Chi ha assistito ne parla come di una scena da «thriller movie» hollywoodiano. I federali in abito scuro e occhiali da sole che arrivano su grossi Suv neri, circondano la villetta e aspettano che il fuggitivo esca e si consegni. Finisce così, davanti all’abitazione della fidanzata a Fredericksburg, Virginia, la latitanza di Allen Stanford, il miliardario texano ormai soprannominato il «nuovo Madoff». Era sparito lo scorso febbraio quando il suo nome era emerso in un’inchiesta della Sec, la Consob americana. Le cifre sono diverse, 8 miliardi di dollari spariti nel nulla contro i 50 di «Bernie», ma la sostanza non cambia: una truffa a danno degli investitori, attirati dal miraggio di guadagni che la stessa Sec aveva definito «improbabili». Centro di questa nuova piramide finanziaria, che secondo le accuse dell’autorità americana si reggeva già da un decennio, la Stanford International Bank Ltd con sede nell’isola caraibica di Antigua. Ai clienti andavano certificati di deposito ad alto rendimento. Ma i fondi, invece di essere investiti in attività controllate e facili da liquidare, andavano ad alimentare le speculazioni dello stesso Stanford, soprattutto nell’immobiliare e nel private equity.

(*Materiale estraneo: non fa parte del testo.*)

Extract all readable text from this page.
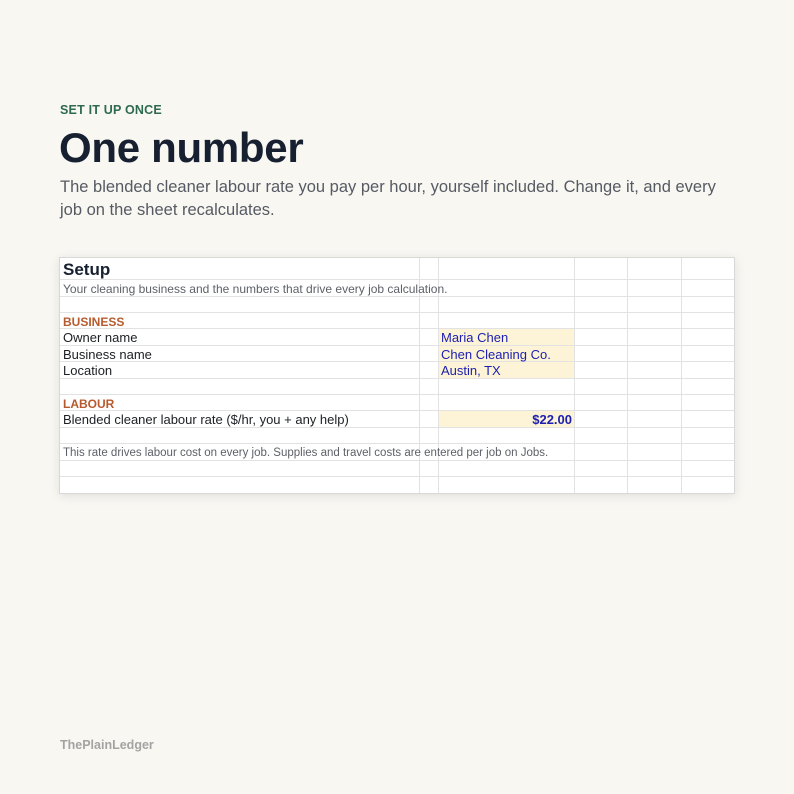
SET IT UP ONCE
One number

The blended cleaner labour rate you pay per hour, yourself included. Change it, and every job on the sheet recalculates.

Setup
Your cleaning business and the numbers that drive every job calculation.
BUSINESS
Owner name	Maria Chen
Business name	Chen Cleaning Co.
Location	Austin, TX
LABOUR
Blended cleaner labour rate ($/hr, you + any help)	$22.00
This rate drives labour cost on every job. Supplies and travel costs are entered per job on Jobs.
ThePlainLedger
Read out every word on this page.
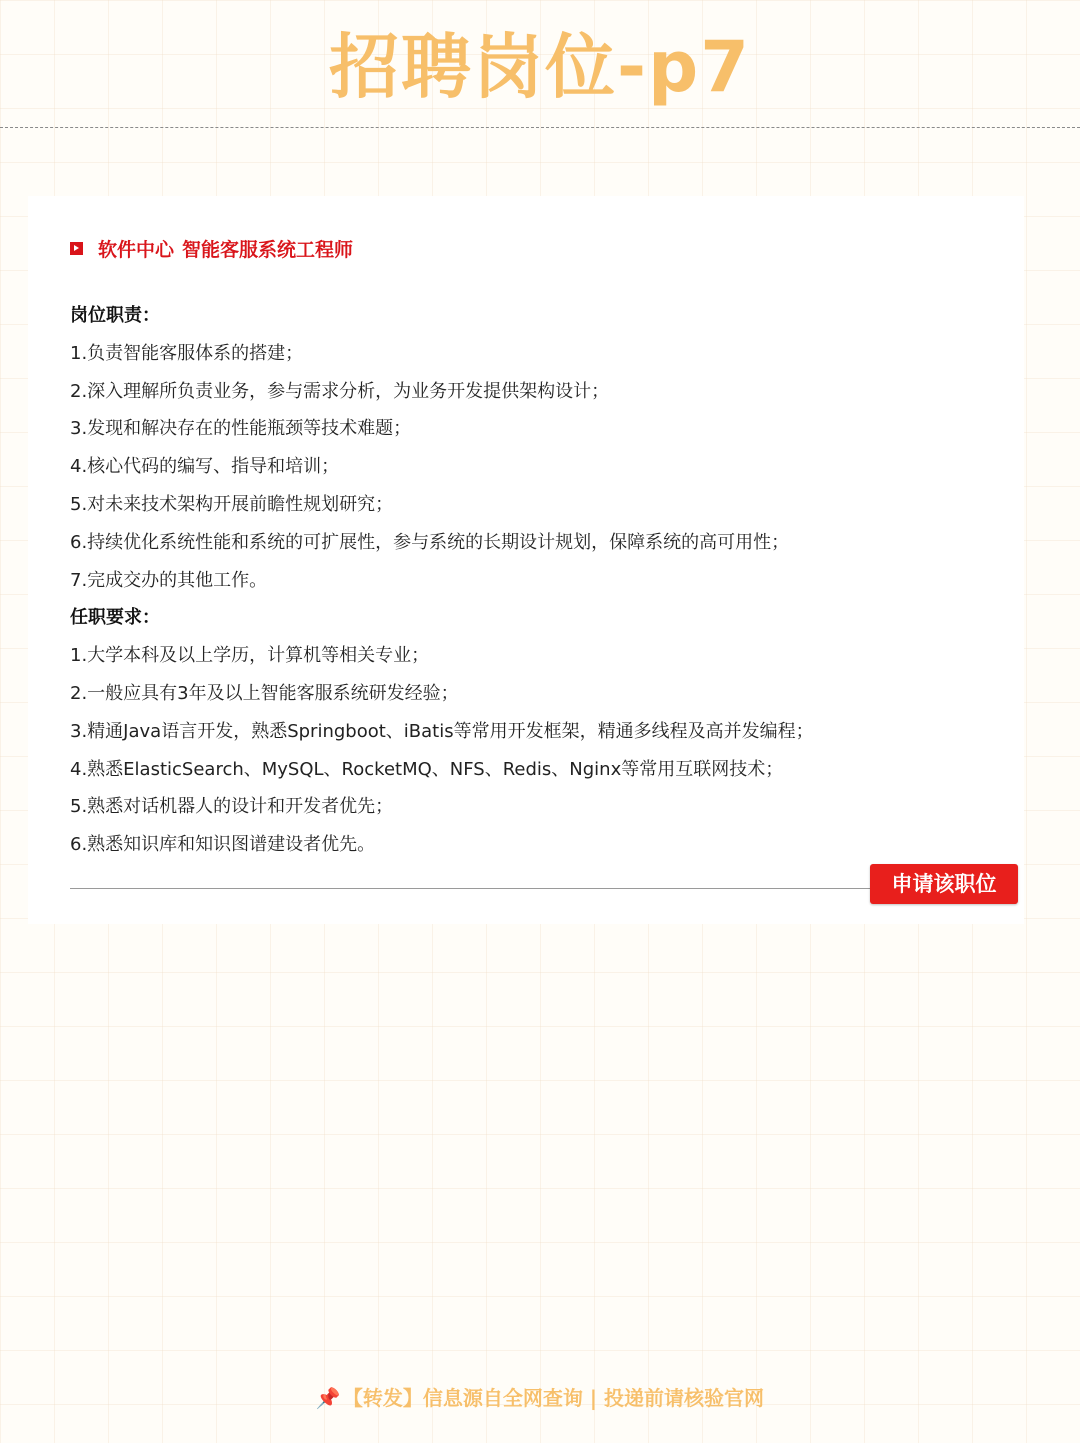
招聘岗位-p7
软件中心 智能客服系统工程师
岗位职责：
1.负责智能客服体系的搭建；
2.深入理解所负责业务，参与需求分析，为业务开发提供架构设计；
3.发现和解决存在的性能瓶颈等技术难题；
4.核心代码的编写、指导和培训；
5.对未来技术架构开展前瞻性规划研究；
6.持续优化系统性能和系统的可扩展性，参与系统的长期设计规划，保障系统的高可用性；
7.完成交办的其他工作。
任职要求：
1.大学本科及以上学历，计算机等相关专业；
2.一般应具有3年及以上智能客服系统研发经验；
3.精通Java语言开发，熟悉Springboot、iBatis等常用开发框架，精通多线程及高并发编程；
4.熟悉ElasticSearch、MySQL、RocketMQ、NFS、Redis、Nginx等常用互联网技术；
5.熟悉对话机器人的设计和开发者优先；
6.熟悉知识库和知识图谱建设者优先。
申请该职位
📌 【转发】信息源自全网查询 | 投递前请核验官网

59 anni, numero 605 nella classifica 2008 di Forbes dei più ricchi al mondo, noto per le sue sponsorizzazioni nel tennis, nel golf, nel cricket e nella vela, Stanford ha sempre affermato di aver gestito i soldi in maniera corretta. Ma ora per il miliardario arrivano accuse penali pesanti e si aprono le porte del carcere texano di Houston. Con lui sono coinvolte almeno altre cinque persone: quattro alti dirigenti della Stanford Group, tra cui il direttore finanziario James Davis, che materialmente gestiva i fondi insieme a Stanford, e la responsabile investimenti Laura Pendergest-Holt. Spicca anche il nome di Leroy King, capo dell’Authority finanziaria di Antigua, accusato di essere complice della truffa.
La lista degli arrestati potrebbe allungarsi.

Il crac Stanford è di fatto il primo scandalo finanziario di grandi proporzioni dell’era Obama. Il presidente americano aveva promesso in campagna elettorale pugno di ferro contro il malaffare finanziario. Difficilmente deluderà gli elettori.